Первое впечатление Парижа было очень приятное. „Славный город! превосходный город! хороший город, местечко Париж, — шутливо пишет он сестре 20 июня. — Что за движение, а для барынь-то, барынь, господи, чего там нет, такое великолепие, само в окно летит!“ В Париже он встретил одного старинного приятеля и с ним вместе с „детским весельем и беззаботностью предался разнообразным парижским удовольствиям“.
Но цель путешествия был не Париж, а Испания, и именно Севилья, где ему так хорошо было в 1846 и 1847 годах. Глинка в июле пустился в это путешествие, но мучительные нервные страдания, соединенные с таким же обмиранием, какое он ощущал в Венеции и Смоленске, привели его в такое состояние отчаяния, что решительно отвратили от намерения ехать в Испанию, и из Тулузы он воротился назад в Париж. „Прошу тебя, мой ангел, не огорчаться, — пишет он сестре 5 августа. — Скажу откровенно, что веселая Испания мне не по сезону; здесь, в Париже, могу найти новые, неиспытанные умственные наслаждения“. Дон Педро пишет в виде отчета об этом путешествии: „Чем больше мы отдалялись от Парижа, страдания нашего Miguelito (сокращение от Miguele, равняющееся русскому „Мишенька“) и слово „скучно“ все только учащались самым удивительным образом. Мне казалось, что я точно в русской церкви, где так часто повторяют: „господи, помилуй“. От Парижа до Тулузы наш разговор был: „мне скучно!“, а я отвечал: а! или о! и таким-то манером, вместо Испании, мы приехали назад в Париж“.

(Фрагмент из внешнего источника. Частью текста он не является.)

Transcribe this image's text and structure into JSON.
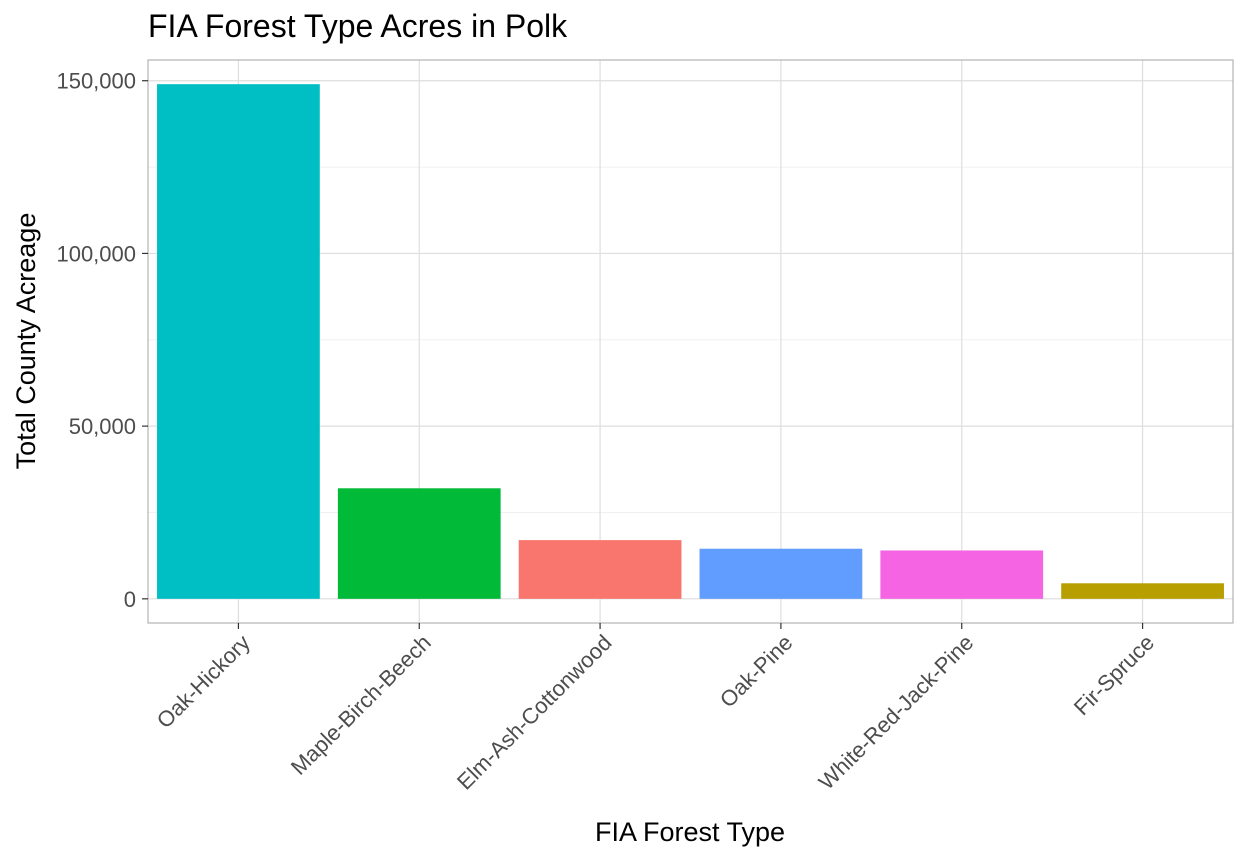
{
  "chart_data": {
    "type": "bar",
    "title": "FIA Forest Type Acres in Polk",
    "xlabel": "FIA Forest Type",
    "ylabel": "Total County Acreage",
    "categories": [
      "Oak-Hickory",
      "Maple-Birch-Beech",
      "Elm-Ash-Cottonwood",
      "Oak-Pine",
      "White-Red-Jack-Pine",
      "Fir-Spruce"
    ],
    "values": [
      149000,
      32000,
      17000,
      14500,
      14000,
      4500
    ],
    "colors": [
      "#00BFC4",
      "#00BA38",
      "#F8766D",
      "#619CFF",
      "#F564E3",
      "#B79F00"
    ],
    "ylim": [
      -7000,
      156000
    ],
    "yticks": [
      0,
      50000,
      100000,
      150000
    ],
    "ytick_labels": [
      "0",
      "50,000",
      "100,000",
      "150,000"
    ],
    "grid": true,
    "legend": "none"
  }
}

К Д. В. Стасову Глинка писал скоро потом: „По моим соображениям, едва ли в теперешнем возрасте мне здесь не лучше, чем в Андалузии. Я, собственно говоря, не хвораю, но стал ленив, постарел злодейски, а расплылся, сиречь потолстел, до безобразия. Несмотря на это, Волков, один из давнишних приятелей, взялся за мой портрет пером на камне (вещь доселе небывалая, с натуры). Судя по началу, сходство будет удивительное, а работа превосходная. Музыка дремлет, но не спит“.
„Сентябрь был превосходный, — читаем в „Записках“, — и я поправился до такой степени, что принялся за работу. Заказал себе партитурной бумаги огромного размера и начал писать симфонию украинскую „Тарас Бульба“ на оркестр. Написал первую часть первого allegro (c-moll) и начало второй части, но, не будучи в силах или расположении выбиться из немецкой колеи в развитии, бросил начатый труд, который впоследствии дон Педро истребил… В эту зиму я прочел, по указанию Мериме, „Илиаду“ и „Одиссею“ Гомера (перевод прозою Дасье), почти всего Овидия и „Orlando iurioso“ Ариосто, который мне очень понравился.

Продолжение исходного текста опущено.